Thursday, April 24, 2014
By Emma Bouthillette firstname.lastname@example.org
While many people will hit the stores Friday for deals on the hottest toys, others wonder how they will afford the gift that will put a smile on their child's face Christmas morning.
Catherine Martin has been a Bruce Roberts Toy Fund volunteer for the past 15 years, since retiring from the Portland School Department. The fund has already received 2,000 applications for help.
Staff photos by John Ewing/Staff Photographer
Walter and Nina Braley, of Standish, long-time volunteers for the Bruce Roberts Toy Fund, prepare gift bags targeted for a young girls. The fund, which serves thousands of needy children in southern and coastal Maine is in its 62nd year.
For 61 years, the Bruce Roberts Toy Fund has been giving those smiles to families in need.
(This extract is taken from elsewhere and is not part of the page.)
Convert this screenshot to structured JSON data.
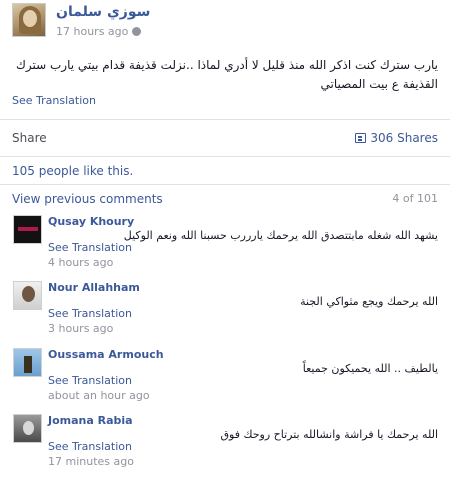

With time still remaining for families to apply for assistance, project director Kathleen Meade said the toy fund has already received more than 2,000 requests.
"We try to serve as many children as we can," she said.
It all started in 1949 with an appeal to readers of the Portland Evening Express.
Readers were asked to donate $1 for Portland's 1,000 neediest children and the paper would match their donations with another $1,000. the time Christmas rolled around, $3,716 had been raised and toys were distributed to 1,200 children in Portland and surrounding areas.
Named for Robert Bruce Beith, the Bruce Roberts Toy Fund continues today.
The Portland Press Herald/Maine Sunday Telegram uses 100 percent of funds donated by readers to support the Bruce Roberts Toy Fund. Last year, the fund set a record with $260,000 raised. Meade hopes to top that this year.
"Donations have started to dribble in," she said. "I encourage people to donate because there are certainly a lot of applicants."
As requests arrive, volunteers read the letters and assess each family's needs. Meade said many applicants say long-term unemployment or illness left them in need.
Money raised last year has been used to purchase this year's gifts, Meade said. Toys are ordered in bulk and more than 100 volunteers help sort the purchases. Children, ranging in age from infants to 18-year-olds, receive up to four age- and gender-appropriate gifts.
Applications are being accepted through Dec. 10. The fund benefits families in York, Cumberland, Sagadahoc, Lincoln and Knox counties and families are asked to describe their situation, their needs and the ages of their children.